Kararsızlık içinde. Elinizi atarsınız, hop öbür taraftalar. Atlarsınız üzerlerine
ama tam yakaladım derken elleriniz denizin içinde bakakalırsınız avuçlarınızın
arasından akan suya. Biraz da ıslanırsınız. Ama meraklanmayın, hemen terk
etmezler sahili.
Terk etmezler,
çünkü çığlıklar duyulmak ister. Kovamazsınız, başınızdan atamazsınız, sessizleştiremezsiniz.
Bir kere o refleksi göstermeniz, sese doğru hafiften bile olsa dönmeniz yeter. O
yüzden hareketsiz kalın, dönmeyin, hiçbir şey yapmayın, eğer çığlıklarla
uğraşmak istemiyorsanız. Ha uğraşırsanız ne olur? Artık o çığlıkların sahipleri
yoktur, onlardan geride hiçbir şey kalmamıştır fiziksel dünyada. Belki bir
sözcük, birkaç satır, bir fotoğraf. Ya da 3000 yıllık bir kil tablette bir
sözcük. Sizi sahilde bir gece vakti bulan bir sözcük. Çığlığı, yakılan ağıtı
iliklerinizde hissettiren bir sözcük. Düşündüren, sizi binlerce yıl geriye
götüren bir sözcük.
Ama çığlık
duymaya meraklıysanız, o zaman aniden parlar, açılır saçılır, belleğinizin
belki de hiç tanımadığınız bir kısmında bir ışık olur. Işığın izinden
giderseniz karaltılar görürsünüz, gölgeler. Yanına yaklaşırsınız gölgelerin,
yaklaşmak istersiniz ama bir şeylere takılırsınız, düşecek gibi olursunuz,
belki de düşersiniz. Tam kalkarken düştüğünüz veya tökezlediğiniz yerden,
elinize bir şeyler gelir. Sözcükler. Bir öykünün sözcükleri. Çığlığın getirdiği
öykünün …
Zepuralı kadınların öyküsü mü? Yoksa beyniniz
bir oyun mu oynuyor size? Ya da oyun içinde bir gizeme mi ışık tutuyor? İnsan
olmanın gizemine. Duyan insanın, gören insanın, bir sözcükten çığlık yaratan,
çığlıktan üzüntü, şefkat, duyarlılık yaratan insanın gizemine. İnsan olmanın.
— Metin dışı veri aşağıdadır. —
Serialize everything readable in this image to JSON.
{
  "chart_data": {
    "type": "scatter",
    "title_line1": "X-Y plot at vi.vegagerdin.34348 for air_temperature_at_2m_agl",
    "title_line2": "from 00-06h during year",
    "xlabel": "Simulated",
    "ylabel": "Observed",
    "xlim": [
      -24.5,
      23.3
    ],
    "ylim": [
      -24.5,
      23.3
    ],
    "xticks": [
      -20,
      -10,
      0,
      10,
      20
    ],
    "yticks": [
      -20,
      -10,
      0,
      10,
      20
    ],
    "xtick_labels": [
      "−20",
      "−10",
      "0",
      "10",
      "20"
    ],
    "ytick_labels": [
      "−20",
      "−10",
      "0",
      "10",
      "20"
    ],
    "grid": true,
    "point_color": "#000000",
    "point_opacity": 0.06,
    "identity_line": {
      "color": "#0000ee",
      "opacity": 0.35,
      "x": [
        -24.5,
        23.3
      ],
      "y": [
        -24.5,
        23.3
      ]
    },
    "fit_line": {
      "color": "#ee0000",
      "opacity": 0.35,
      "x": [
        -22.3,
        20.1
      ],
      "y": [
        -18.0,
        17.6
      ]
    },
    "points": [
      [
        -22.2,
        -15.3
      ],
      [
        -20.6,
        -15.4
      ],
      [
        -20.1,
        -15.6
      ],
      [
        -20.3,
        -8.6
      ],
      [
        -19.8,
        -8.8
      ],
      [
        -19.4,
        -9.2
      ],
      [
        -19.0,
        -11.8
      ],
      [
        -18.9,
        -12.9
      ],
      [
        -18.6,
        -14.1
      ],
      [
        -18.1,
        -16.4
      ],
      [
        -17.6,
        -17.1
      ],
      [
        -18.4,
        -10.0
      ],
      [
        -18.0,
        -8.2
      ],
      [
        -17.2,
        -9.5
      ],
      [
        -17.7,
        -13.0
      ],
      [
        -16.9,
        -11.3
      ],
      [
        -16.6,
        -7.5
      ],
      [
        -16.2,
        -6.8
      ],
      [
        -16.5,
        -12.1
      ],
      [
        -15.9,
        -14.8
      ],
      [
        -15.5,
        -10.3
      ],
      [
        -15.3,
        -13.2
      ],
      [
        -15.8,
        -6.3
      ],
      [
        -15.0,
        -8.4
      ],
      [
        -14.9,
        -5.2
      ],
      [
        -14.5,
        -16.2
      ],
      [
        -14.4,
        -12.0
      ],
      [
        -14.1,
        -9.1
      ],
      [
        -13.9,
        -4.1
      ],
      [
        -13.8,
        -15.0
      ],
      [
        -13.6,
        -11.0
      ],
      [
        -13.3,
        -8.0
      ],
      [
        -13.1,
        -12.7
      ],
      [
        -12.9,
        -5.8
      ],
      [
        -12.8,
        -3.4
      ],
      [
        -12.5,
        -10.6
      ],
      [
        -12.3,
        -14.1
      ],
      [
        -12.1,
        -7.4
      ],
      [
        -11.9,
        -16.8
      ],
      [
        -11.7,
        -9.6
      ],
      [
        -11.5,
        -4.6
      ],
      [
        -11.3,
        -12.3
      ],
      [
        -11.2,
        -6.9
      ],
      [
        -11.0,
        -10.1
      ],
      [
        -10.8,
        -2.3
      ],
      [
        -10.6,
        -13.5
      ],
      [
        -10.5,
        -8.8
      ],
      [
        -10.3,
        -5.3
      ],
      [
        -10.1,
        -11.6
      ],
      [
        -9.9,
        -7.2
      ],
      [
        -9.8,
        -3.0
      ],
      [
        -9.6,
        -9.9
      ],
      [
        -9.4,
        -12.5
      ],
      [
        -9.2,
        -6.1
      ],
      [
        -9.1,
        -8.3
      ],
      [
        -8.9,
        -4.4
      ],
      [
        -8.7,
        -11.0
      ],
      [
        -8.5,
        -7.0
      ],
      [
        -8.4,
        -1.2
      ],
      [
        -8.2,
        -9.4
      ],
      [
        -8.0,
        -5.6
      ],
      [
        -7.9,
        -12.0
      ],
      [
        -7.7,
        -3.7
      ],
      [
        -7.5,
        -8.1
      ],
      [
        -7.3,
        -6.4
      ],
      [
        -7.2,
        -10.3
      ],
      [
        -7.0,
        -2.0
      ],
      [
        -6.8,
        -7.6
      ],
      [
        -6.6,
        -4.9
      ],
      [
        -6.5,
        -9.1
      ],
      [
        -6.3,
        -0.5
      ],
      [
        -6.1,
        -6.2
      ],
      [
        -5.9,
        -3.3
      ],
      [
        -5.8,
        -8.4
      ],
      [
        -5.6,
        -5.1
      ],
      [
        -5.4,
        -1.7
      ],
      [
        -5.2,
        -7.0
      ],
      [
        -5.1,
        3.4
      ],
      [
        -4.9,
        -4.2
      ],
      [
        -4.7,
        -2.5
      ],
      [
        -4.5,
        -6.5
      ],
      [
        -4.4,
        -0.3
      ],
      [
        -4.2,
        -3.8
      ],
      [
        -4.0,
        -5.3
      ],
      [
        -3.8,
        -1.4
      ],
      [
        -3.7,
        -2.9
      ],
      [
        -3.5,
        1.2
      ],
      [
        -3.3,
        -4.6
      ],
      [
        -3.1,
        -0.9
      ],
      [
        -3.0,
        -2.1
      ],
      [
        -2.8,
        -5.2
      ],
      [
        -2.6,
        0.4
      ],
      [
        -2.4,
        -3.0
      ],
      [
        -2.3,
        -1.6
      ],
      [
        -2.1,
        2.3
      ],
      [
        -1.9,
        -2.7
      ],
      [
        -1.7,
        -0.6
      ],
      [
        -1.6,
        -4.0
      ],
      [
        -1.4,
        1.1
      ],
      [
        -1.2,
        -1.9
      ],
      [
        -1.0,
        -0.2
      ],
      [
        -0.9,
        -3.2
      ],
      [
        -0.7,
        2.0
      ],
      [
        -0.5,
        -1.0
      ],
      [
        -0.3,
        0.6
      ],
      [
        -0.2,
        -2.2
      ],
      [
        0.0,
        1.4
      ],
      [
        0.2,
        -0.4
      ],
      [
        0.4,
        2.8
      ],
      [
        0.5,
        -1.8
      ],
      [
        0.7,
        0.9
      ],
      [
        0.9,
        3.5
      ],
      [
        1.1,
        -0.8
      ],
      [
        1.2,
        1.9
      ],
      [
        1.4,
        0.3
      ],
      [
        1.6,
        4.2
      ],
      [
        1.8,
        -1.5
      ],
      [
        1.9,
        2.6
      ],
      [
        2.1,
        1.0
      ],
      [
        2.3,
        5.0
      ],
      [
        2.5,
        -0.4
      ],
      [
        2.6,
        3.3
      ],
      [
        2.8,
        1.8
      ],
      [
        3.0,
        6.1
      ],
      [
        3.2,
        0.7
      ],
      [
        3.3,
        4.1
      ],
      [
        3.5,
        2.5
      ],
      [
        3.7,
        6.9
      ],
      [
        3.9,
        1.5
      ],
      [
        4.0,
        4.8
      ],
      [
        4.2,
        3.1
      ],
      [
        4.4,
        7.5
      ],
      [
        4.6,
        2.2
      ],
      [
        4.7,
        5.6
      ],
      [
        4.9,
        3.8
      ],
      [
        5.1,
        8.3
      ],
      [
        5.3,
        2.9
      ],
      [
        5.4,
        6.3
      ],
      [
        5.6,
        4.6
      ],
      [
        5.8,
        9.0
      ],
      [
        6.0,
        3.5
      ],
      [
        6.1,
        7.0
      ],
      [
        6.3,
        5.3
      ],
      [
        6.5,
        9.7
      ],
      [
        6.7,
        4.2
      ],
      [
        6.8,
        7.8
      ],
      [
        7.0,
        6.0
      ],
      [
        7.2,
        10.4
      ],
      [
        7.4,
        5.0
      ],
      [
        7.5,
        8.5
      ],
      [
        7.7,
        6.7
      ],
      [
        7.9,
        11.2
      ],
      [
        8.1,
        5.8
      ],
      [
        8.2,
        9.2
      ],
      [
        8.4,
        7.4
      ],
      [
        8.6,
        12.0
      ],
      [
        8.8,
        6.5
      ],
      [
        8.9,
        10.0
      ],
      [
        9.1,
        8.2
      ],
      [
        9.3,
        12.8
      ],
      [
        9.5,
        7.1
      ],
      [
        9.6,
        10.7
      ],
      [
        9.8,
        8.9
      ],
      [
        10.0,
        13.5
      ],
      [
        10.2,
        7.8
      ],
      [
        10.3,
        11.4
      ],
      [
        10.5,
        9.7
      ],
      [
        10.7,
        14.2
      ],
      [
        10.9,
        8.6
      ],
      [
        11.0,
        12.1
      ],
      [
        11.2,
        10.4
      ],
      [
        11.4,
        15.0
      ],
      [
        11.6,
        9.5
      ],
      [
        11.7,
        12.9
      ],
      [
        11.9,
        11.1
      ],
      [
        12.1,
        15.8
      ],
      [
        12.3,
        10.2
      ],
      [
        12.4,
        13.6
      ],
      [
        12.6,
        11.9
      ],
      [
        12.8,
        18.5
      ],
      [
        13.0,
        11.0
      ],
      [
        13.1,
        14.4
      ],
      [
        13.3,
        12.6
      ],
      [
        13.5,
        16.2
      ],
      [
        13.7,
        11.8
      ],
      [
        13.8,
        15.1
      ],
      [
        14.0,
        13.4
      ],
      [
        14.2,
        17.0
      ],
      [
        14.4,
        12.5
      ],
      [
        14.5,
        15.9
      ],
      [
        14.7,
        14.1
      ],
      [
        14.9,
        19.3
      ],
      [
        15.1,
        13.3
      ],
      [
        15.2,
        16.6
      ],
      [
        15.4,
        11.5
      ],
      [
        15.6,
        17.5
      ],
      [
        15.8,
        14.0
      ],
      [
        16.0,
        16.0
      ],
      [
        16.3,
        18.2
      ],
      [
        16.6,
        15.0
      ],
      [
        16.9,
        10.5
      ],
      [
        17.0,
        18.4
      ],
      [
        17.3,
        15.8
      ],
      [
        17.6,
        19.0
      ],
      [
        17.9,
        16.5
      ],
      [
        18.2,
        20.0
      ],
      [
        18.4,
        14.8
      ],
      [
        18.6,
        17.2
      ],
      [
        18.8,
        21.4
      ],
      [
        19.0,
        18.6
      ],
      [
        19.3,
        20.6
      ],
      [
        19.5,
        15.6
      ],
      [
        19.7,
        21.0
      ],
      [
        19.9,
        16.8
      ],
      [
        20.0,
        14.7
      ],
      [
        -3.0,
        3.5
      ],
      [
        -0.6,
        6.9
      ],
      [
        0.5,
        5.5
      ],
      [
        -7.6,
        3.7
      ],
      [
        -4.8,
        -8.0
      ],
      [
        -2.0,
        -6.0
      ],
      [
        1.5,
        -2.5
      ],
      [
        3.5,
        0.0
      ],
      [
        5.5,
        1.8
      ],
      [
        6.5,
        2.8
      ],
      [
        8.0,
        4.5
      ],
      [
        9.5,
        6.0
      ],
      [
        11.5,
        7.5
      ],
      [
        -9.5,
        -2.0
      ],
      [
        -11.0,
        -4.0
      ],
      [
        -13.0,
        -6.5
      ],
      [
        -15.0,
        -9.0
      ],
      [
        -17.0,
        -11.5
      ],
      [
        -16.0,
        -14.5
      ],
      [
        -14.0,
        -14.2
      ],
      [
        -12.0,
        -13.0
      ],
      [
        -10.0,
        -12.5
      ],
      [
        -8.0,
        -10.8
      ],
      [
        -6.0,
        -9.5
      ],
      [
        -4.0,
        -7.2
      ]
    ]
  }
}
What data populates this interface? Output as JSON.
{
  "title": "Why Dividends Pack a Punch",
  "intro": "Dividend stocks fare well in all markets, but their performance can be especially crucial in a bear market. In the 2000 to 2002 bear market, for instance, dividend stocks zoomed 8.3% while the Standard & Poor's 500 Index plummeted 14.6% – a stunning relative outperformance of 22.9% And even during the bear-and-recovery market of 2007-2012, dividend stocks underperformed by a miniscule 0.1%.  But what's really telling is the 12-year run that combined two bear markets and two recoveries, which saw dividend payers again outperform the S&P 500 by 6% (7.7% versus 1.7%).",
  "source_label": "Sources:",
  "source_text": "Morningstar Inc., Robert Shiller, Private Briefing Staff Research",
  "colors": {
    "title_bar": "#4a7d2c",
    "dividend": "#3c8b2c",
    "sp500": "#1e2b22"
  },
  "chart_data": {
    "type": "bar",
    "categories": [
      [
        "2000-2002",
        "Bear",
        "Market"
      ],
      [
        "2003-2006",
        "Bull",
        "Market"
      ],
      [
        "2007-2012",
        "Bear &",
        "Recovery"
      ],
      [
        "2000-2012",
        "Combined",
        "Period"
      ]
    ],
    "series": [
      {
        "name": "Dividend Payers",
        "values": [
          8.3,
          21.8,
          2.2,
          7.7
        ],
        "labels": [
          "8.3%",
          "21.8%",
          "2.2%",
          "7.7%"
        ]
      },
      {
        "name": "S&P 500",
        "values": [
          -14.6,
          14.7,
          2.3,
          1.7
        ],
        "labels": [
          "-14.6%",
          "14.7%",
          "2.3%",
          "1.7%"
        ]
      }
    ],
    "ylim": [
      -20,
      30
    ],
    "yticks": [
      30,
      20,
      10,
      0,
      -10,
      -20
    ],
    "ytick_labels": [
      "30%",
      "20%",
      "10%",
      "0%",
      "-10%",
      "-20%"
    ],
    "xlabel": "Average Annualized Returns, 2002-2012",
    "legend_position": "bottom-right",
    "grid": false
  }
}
Hissetmenin gizemine. Çığlığın getirdiği bilgiye. Ama her zaman hoş olmayan
bilgiye, öyküye, öykülere. Işık tutan bilgiye.
Aniden doğruldum
sahilde uzandığım yerden. Gülümsedim karanlık denize, kendime, kafamdakilere, o
kısa sürede düşündüklerime. Peki
Zepuralılar? Sanırım taşların arasından su olup akmış, tekrar bir çığlık olarak
kim bilir neresinde Homer’in şarap renkli denizinde başlamışlardı dolaşmaya,
kaldıkları yerden, bağıra çağıra. Bir gün uzanırsanız Kumbahçe sahilinde
çakılların üzerine, daha ziyade Paşa Tarlası tarafına, kulaklarınızı kabartın, belki
siz de duyarsınız Zepuralı kadınların deniz üzerindeki çığlıklarını.